Les flambées de maladies telles que le paludisme, la rougeole, la dengue, tout comme les cas de diarrhée aqueuse aiguë, qui étaient bien maîtrisées avant le conflit en cours, s’intensifient en raison de la perturbation des services de base de santé publique, y compris la surveillance des maladies, le fonctionnement des laboratoires de santé publique et des équipes d’intervention rapide. Avec l’arrivée de la saison des pluies au Soudan, une forte augmentation du nombre de cas risque de faire davantage de victimes si des mesures urgentes ne sont pas prises pour enrayer leur propagation.
Même avant le déclenchement de ce conflit, le Soudan était confronté à d’énormes besoins humanitaires et sanitaires dus au contexte marqué par des affrontements, l’insécurité alimentaire, le changement climatique et un système de santé fragile.
Dans le contexte actuel, en l’absence de perspectives immédiates de paix, l’accès à l’aide humanitaire et son acheminement, y compris aux équipements sanitaires d’urgence sont largement compromis.
Pour les centaines de milliers de personnes qui ont trouvé refuge au-delà des frontières, les conditions de vie demeurent précaires. L’accès aux services de santé est très variable, car la plupart des zones frontalières qui accueillent ces personnes sont isolées, avec des systèmes de santé limités ou faibles, principalement en raison du nombre insuffisant de travailleurs de la santé. Plusieurs pays hôtes, notamment la République centrafricaine, l’Éthiopie, le Soudan du Sud et le Tchad, accueillent déjà un nombre important de populations déplacées par de précédents conflits. Ces populations se trouvent dans des conditions de vie difficiles, sans accès aux services essentiels. Les besoins sont immenses et ne cessent de croître.
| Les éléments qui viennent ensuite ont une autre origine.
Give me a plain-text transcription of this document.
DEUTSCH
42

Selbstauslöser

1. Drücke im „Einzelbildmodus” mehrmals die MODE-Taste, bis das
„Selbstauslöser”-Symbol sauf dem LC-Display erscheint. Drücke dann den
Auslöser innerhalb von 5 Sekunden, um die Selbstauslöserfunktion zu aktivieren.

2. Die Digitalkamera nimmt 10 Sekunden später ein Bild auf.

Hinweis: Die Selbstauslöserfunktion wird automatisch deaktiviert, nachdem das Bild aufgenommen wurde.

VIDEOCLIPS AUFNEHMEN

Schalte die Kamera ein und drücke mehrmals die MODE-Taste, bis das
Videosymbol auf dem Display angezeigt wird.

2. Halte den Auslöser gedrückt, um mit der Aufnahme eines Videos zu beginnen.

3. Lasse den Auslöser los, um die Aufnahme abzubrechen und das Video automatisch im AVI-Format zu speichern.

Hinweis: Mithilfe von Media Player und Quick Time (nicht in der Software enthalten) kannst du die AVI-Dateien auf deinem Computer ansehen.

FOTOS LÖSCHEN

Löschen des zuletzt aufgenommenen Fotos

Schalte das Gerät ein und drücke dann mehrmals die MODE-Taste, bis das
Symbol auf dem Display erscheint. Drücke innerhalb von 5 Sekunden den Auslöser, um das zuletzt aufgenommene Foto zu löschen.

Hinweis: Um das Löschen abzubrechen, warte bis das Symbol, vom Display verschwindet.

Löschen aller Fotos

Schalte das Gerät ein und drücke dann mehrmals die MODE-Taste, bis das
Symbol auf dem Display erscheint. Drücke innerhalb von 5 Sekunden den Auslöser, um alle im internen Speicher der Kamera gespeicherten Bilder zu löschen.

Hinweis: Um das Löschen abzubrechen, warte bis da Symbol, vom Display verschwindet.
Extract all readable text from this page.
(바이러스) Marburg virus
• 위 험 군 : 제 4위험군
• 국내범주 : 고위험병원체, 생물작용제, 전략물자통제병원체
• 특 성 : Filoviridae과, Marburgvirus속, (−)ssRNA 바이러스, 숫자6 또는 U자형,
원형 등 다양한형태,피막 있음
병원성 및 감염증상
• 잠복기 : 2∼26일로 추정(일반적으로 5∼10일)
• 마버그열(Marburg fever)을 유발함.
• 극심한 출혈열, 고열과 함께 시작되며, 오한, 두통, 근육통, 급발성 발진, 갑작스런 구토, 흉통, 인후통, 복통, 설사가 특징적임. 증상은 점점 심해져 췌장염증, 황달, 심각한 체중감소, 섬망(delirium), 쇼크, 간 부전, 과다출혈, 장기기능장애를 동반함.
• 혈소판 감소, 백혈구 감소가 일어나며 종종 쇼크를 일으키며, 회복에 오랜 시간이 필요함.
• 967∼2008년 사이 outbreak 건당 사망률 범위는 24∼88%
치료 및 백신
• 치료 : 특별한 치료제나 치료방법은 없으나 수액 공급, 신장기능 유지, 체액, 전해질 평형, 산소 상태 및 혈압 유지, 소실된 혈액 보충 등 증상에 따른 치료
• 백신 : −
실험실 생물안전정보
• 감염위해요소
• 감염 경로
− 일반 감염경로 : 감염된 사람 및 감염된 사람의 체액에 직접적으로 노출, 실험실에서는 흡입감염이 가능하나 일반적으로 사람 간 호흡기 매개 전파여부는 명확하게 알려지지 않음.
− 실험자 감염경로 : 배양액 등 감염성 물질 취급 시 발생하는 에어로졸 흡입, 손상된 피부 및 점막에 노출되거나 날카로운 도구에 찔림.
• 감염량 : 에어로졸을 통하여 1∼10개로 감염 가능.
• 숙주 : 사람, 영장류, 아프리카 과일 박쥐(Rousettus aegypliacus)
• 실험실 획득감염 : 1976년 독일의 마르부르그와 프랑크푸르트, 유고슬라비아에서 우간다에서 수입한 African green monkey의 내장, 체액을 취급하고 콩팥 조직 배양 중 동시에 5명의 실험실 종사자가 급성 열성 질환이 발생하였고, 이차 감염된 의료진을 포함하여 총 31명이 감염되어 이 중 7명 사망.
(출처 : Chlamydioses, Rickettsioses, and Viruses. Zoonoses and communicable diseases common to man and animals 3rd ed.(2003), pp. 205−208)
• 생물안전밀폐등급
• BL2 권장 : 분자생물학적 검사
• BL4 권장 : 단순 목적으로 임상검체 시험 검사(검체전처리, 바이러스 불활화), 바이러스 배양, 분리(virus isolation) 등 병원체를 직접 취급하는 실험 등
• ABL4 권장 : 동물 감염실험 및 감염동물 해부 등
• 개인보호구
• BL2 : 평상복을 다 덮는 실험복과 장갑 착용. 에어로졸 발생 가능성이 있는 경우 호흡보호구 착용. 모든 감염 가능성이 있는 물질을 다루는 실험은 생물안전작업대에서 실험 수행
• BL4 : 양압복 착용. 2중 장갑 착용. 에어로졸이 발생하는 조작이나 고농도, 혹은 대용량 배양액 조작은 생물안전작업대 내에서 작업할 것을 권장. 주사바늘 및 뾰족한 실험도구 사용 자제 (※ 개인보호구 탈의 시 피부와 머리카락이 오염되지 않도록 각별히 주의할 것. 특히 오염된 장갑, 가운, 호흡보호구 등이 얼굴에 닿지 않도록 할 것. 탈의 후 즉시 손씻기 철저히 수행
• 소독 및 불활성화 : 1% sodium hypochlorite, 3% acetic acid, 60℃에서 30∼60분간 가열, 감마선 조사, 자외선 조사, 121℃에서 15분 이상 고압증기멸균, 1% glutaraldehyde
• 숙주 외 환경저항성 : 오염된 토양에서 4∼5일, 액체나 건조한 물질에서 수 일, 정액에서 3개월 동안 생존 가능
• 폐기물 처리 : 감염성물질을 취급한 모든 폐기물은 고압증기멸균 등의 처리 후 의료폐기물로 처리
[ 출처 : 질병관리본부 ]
L’OMS déploie tous les efforts nécessaires pour garantir les services de santé essentiels. Nos équipes sont sur le terrain depuis le début des violences armées et travaillent sans relâche pour que les services de santé restent accessibles. En plus, nous collaborons activement avec les partenaires à l’intérieur du pays et au-delà des frontières pour garantir que les équipements médicaux indispensables dont les populations ont urgemment besoin, leur soient livrés en temps utile. Nous œuvrons également au renforcement du système de surveillance pour détecter les épidémies et permettre une riposte rapide.
Malgré les graves défis qui font obstacle à notre action, nous sommes aux côtés du peuple soudanais et nous nous engageons à être présents et à fournir un appui pour sauver des vies. Nous lançons un appel pour la protection des civils, des travailleurs humanitaires, des établissements de santé, des travailleurs de la santé et des patients, dont la sécurité doit être respectée par toutes les parties en conflit.